Il romanzo è pesante. Pesante per le prediche degli Henry, per la tipologia umana monoliticamente bastarda, debole e depravata dei bianchi-maschi senza incrinature né sfumature che li rendano umanamente accettabili. Le donne bianche sono tutte abbastanza egoiste, costrette secondo la logica del romanzo a lasciare marito bastardo e figlio/a e a tradire il marito spesso con il nero superiore in tutto e soprattutto anatomicamente. Anche la figlia di Henry Forge-figlio, Henriette, ha una relazione con il nero dipendente del padre e da questa relazione nasce un figlio, bellissimo, la cui ereditarietà non discuto nella recensione.
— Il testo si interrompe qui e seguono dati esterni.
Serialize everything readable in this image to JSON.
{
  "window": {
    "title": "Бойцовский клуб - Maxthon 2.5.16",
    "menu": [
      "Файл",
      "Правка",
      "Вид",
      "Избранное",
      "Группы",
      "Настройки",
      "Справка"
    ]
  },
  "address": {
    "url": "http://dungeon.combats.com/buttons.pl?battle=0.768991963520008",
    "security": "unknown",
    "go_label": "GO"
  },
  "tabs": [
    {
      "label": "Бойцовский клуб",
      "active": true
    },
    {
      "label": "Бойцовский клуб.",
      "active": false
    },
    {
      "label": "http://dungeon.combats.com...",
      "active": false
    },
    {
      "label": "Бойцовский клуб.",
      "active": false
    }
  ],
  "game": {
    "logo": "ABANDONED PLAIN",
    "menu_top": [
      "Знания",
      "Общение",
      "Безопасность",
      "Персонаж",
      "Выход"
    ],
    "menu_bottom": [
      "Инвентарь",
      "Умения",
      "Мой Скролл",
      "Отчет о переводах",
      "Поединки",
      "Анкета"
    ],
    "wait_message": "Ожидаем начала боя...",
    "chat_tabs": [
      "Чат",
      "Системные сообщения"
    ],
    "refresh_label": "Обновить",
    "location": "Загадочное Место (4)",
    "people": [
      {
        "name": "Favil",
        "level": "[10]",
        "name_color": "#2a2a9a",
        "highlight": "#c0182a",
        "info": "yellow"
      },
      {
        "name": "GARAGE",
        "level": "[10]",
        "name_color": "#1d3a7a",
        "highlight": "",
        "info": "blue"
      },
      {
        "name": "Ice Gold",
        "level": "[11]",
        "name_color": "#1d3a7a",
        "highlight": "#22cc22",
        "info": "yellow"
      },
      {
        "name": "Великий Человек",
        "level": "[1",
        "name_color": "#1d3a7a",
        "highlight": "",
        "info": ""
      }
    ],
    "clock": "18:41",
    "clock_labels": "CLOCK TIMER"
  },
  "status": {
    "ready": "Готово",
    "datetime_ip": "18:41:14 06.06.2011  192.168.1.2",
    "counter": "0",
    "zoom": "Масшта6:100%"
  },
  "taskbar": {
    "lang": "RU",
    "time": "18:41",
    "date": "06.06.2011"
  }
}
In genere polpettoni di questo tipo hanno uno spiacevole contenuto sentimentalistico che manca totalmente a questo romanzo. Il sesso è visto come qualcosa di molto animale con descrizioni a volte davvero sgradevoli. Il sesso tra uomini è molto simile a quello tra cavalli. Tra l’altro al lettore non sono risparmiate descrizioni raccapriccianti di accoppiamenti di cavalli oltre che di uomini. Il sentimento non c’è nemmeno dove ci dovrebbe essere e stranamente se ne sente la mancanza in questo romanzo. Anche i cavalli, animali che in genere evocano immagini positive (la corsa, la libertà) qui hanno perso totalmente il loro aspetto legato alle aspirazioni più spirituali dell’uomo e sono bestie, non animali, bestie mitologiche. La prima descrizione di cavallo nel testo è quella di un animale selvaggio che stacca la testa del padrone a morsi. In ogni caso si capisce che l’autrice se ne intende di cavalli e parla con cognizione.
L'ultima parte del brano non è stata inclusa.